Séance pleine de risques aujourd’hui, mais qui finit bien. Le Cac 40, qui perdait plus de 1% avant que la Banque centrale européenne ne prenne sa décision de politique monétaire, a clôturé sur une baisse limitée de 0,51%, à 6 244,03 points. Preuve, s’il en fallait encore, que la Bourse aime aussi que les plans se déroulent sans encombre. Hausse des taux de référence de 75 points de base, modification du taux applicable aux TLTRO (endettement long terme ciblé dans des conditions très avantageuses), pas encore d’allègement du bilan… Cette fois, le avant Jésus-Christ fait exactement ce que les économistes et stratèges anticipaient, son guide des anticipations a été maintenu jusqu’au bout, sans changements de dernière minute comme ce fut le cas lors des quelques jours qui ont précédé les réunions de septembre et juillet, dates à partir desquelles l’institution de Francfort a, tour à tour , et plusieurs mois après que ses grands homologues, ont commencé à resserrer le robinet monétaire. « En juillet, la BCE avait précédemment annoncé qu’elle augmenterait ses taux directeurs de 25 points de base, il était de 50 points.
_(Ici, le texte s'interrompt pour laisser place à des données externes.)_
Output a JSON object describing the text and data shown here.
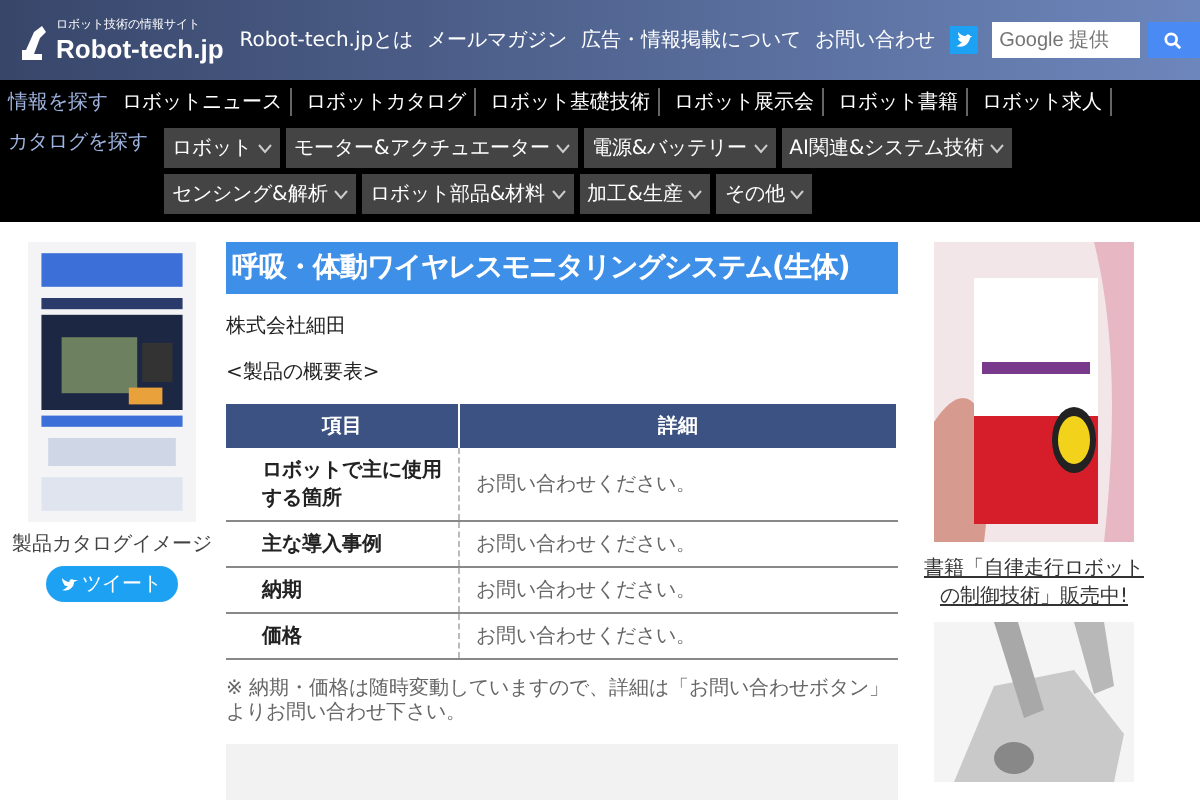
{
  "header": {
    "tagline": "ロボット技術の情報サイト",
    "logo": "Robot-tech.jp",
    "links": [
      "Robot-tech.jpとは",
      "メールマガジン",
      "広告・情報掲載について",
      "お問い合わせ"
    ],
    "search": {
      "placeholder": "Google 提供"
    }
  },
  "nav": {
    "label": "情報を探す",
    "items": [
      "ロボットニュース",
      "ロボットカタログ",
      "ロボット基礎技術",
      "ロボット展示会",
      "ロボット書籍",
      "ロボット求人"
    ]
  },
  "catalog_nav": {
    "label": "カタログを探す",
    "items": [
      "ロボット",
      "モーター&アクチュエーター",
      "電源&バッテリー",
      "AI関連&システム技術",
      "センシング&解析",
      "ロボット部品&材料",
      "加工&生産",
      "その他"
    ]
  },
  "sidebar": {
    "caption": "製品カタログイメージ",
    "tweet": "ツイート"
  },
  "product": {
    "title": "呼吸・体動ワイヤレスモニタリングシステム(生体)",
    "company": "株式会社細田",
    "table_heading": "<製品の概要表>",
    "table": {
      "columns": [
        "項目",
        "詳細"
      ],
      "rows": [
        [
          "ロボットで主に使用する箇所",
          "お問い合わせください。"
        ],
        [
          "主な導入事例",
          "お問い合わせください。"
        ],
        [
          "納期",
          "お問い合わせください。"
        ],
        [
          "価格",
          "お問い合わせください。"
        ]
      ]
    },
    "note": "※ 納期・価格は随時変動していますので、詳細は「お問い合わせボタン」よりお問い合わせ下さい。"
  },
  "aside": {
    "book_link": "書籍「自律走行ロボットの制御技術」販売中!"
  }
}
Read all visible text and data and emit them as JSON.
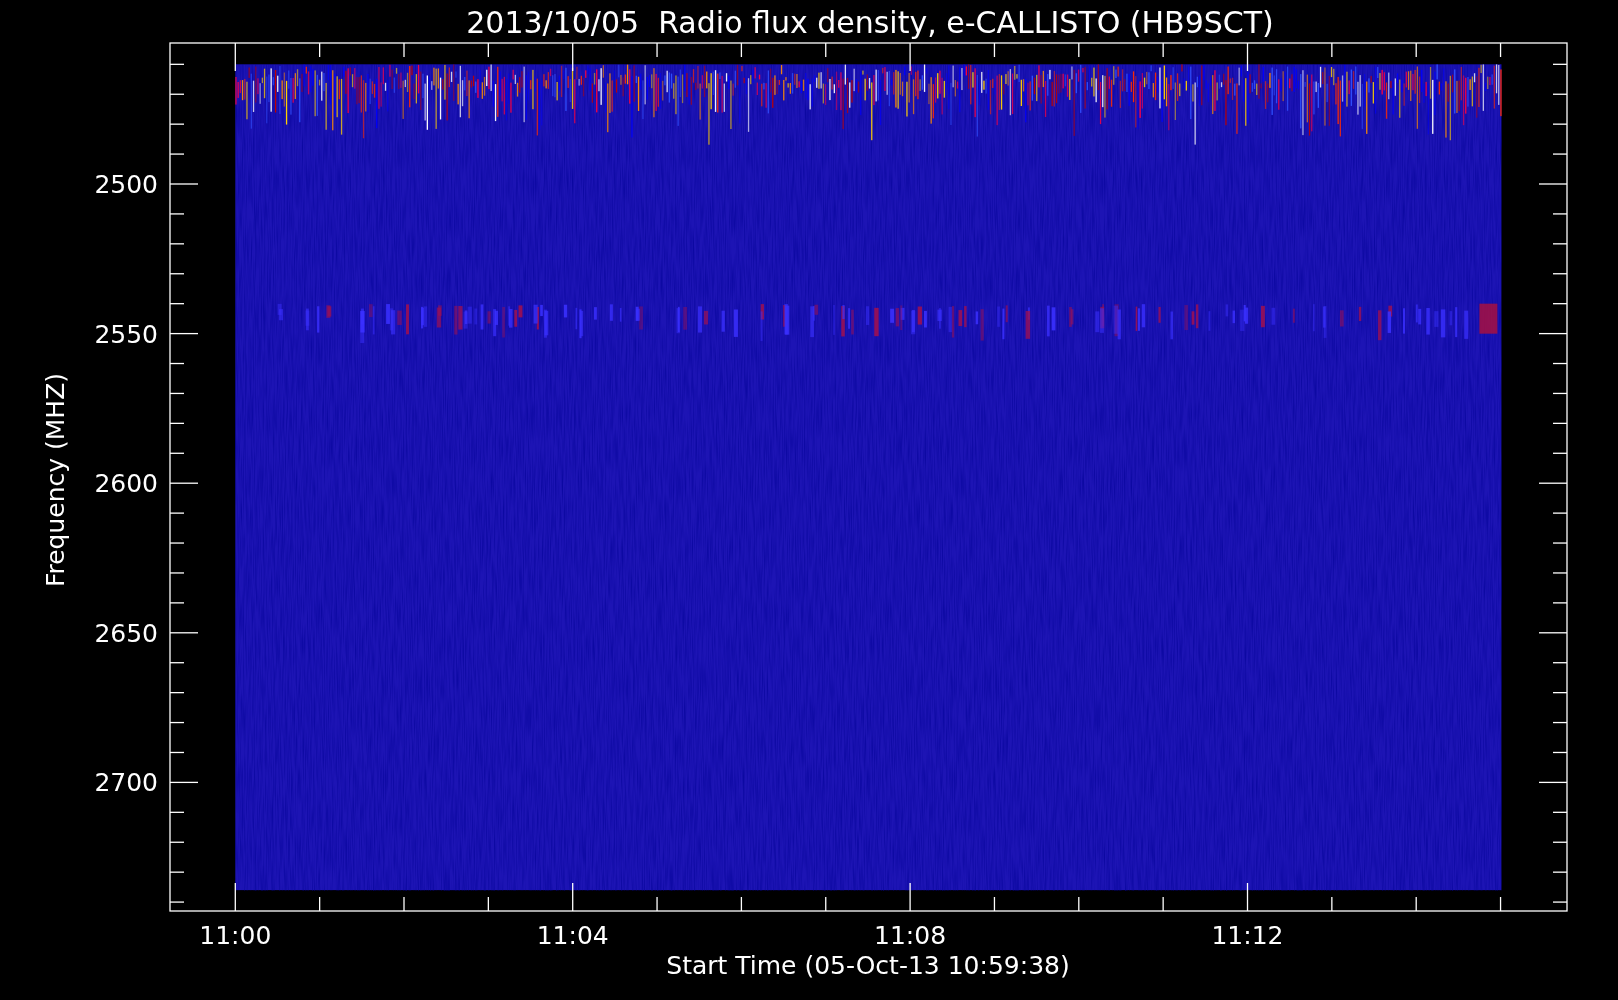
{
  "title": "2013/10/05  Radio flux density, e-CALLISTO (HB9SCT)",
  "plot": {
    "ylabel": "Frequency (MHZ)",
    "xlabel": "Start Time (05-Oct-13 10:59:38)",
    "y_tick_labels": [
      "2500",
      "2550",
      "2600",
      "2650",
      "2700"
    ],
    "x_tick_labels": [
      "11:00",
      "11:04",
      "11:08",
      "11:12"
    ]
  }
}
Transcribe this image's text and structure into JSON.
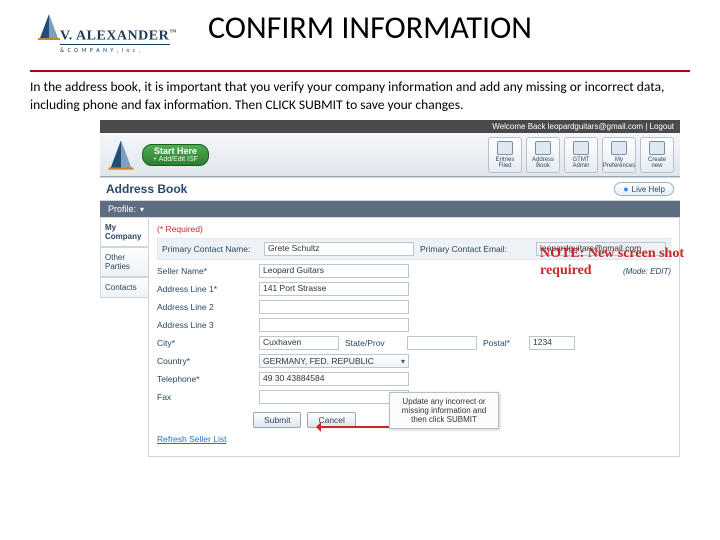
{
  "header": {
    "logo": {
      "brand_line1": "V. ALEXANDER",
      "brand_line2": "& C O M P A N Y ,  I n c .",
      "tm": "™"
    },
    "title": "CONFIRM INFORMATION"
  },
  "intro": "In the address book, it is important that you verify your company information and add any missing or incorrect data, including phone and fax information. Then CLICK SUBMIT to save your changes.",
  "note": "NOTE: New screen shot required",
  "app": {
    "topbar": "Welcome Back leopardguitars@gmail.com | Logout",
    "start_label": "Start Here",
    "start_sub": "+ Add/Edit ISF",
    "toolbar_icons": [
      {
        "label": "Entries Filed"
      },
      {
        "label": "Address Book"
      },
      {
        "label": "GTMT Admin"
      },
      {
        "label": "My Preferences"
      },
      {
        "label": "Create new"
      }
    ],
    "section_title": "Address Book",
    "live_help": "Live Help",
    "profile_label": "Profile:",
    "tabs": {
      "t1": "My Company",
      "t2": "Other Parties",
      "t3": "Contacts"
    },
    "required": "(* Required)",
    "mode": "(Mode: EDIT)",
    "fields": {
      "primary_contact_name_label": "Primary Contact Name:",
      "primary_contact_name_value": "Grete Schultz",
      "primary_contact_email_label": "Primary Contact Email:",
      "primary_contact_email_value": "leopardguitars@gmail.com",
      "seller_name_label": "Seller Name*",
      "seller_name_value": "Leopard Guitars",
      "addr1_label": "Address Line 1*",
      "addr1_value": "141 Port Strasse",
      "addr2_label": "Address Line 2",
      "addr3_label": "Address Line 3",
      "city_label": "City*",
      "city_value": "Cuxhaven",
      "state_label": "State/Prov",
      "postal_label": "Postal*",
      "postal_value": "1234",
      "country_label": "Country*",
      "country_value": "GERMANY, FED. REPUBLIC",
      "phone_label": "Telephone*",
      "phone_value": "49 30 43884584",
      "fax_label": "Fax"
    },
    "buttons": {
      "submit": "Submit",
      "cancel": "Cancel"
    },
    "refresh": "Refresh Seller List",
    "callout": "Update any incorrect or missing information and then click SUBMIT"
  }
}
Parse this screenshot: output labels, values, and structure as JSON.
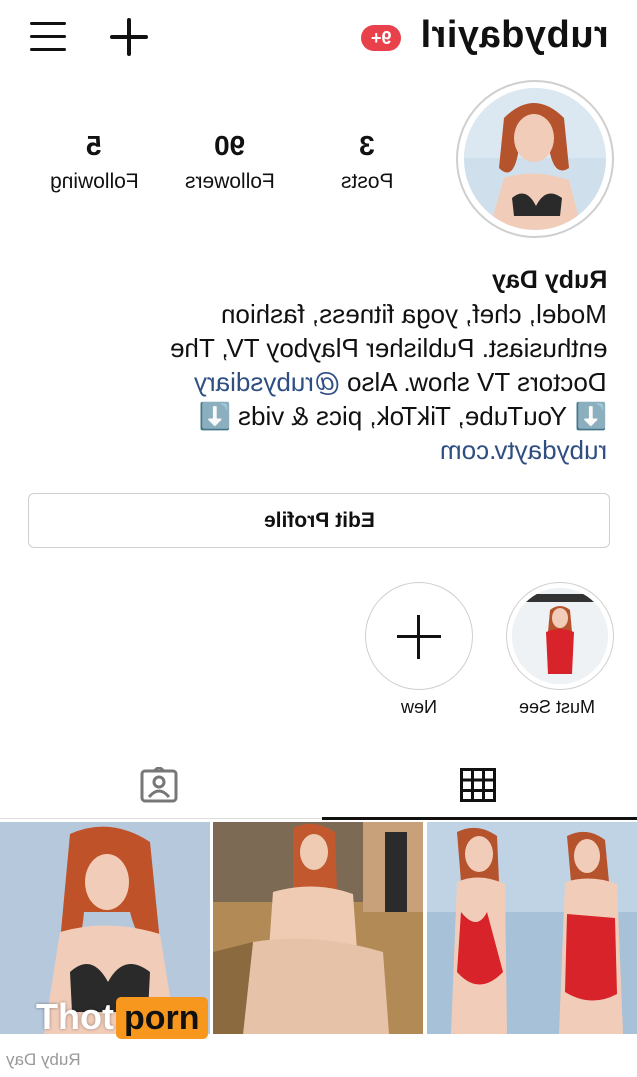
{
  "header": {
    "username": "rubydayirl",
    "notification_badge": "9+",
    "menu_icon": "hamburger-menu-icon",
    "add_icon": "plus-icon"
  },
  "profile": {
    "avatar_alt": "profile photo",
    "stats": [
      {
        "value": "3",
        "label": "Posts"
      },
      {
        "value": "90",
        "label": "Followers"
      },
      {
        "value": "5",
        "label": "Following"
      }
    ],
    "name": "Ruby Day",
    "bio_lines": [
      "Model, chef, yoga fitness, fashion",
      "enthusiast.  Publisher Playboy TV, The",
      "Doctors TV show.  Also",
      "YouTube, TikTok, pics & vids"
    ],
    "mention": "@rubysdiary",
    "website": "rubydaytv.com",
    "emoji_down": "⬇️"
  },
  "edit_profile_label": "Edit Profile",
  "highlights": [
    {
      "label": "Must See"
    },
    {
      "label": "New"
    }
  ],
  "tabs": [
    "grid",
    "tagged"
  ],
  "watermark": {
    "part1": "Thot",
    "part2": "porn",
    "footer": "Ruby Day"
  },
  "colors": {
    "badge": "#e8414b",
    "link": "#2f4f83",
    "accent": "#f7971d",
    "swimsuit": "#d8232a"
  }
}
En septembre, il était de 75 points de base, mais Mme Lagarde [la présidente de la BCE] Il avait dit alors qu’il n’était pas un ‘règles’. Cette semaine, ce sera encore 75 points de base »Assez pour perdre le Latin, Bruno Cavalier, chef économiste de la banque privée Oddo BHF, a déploré hier dans une note envoyée aux clients.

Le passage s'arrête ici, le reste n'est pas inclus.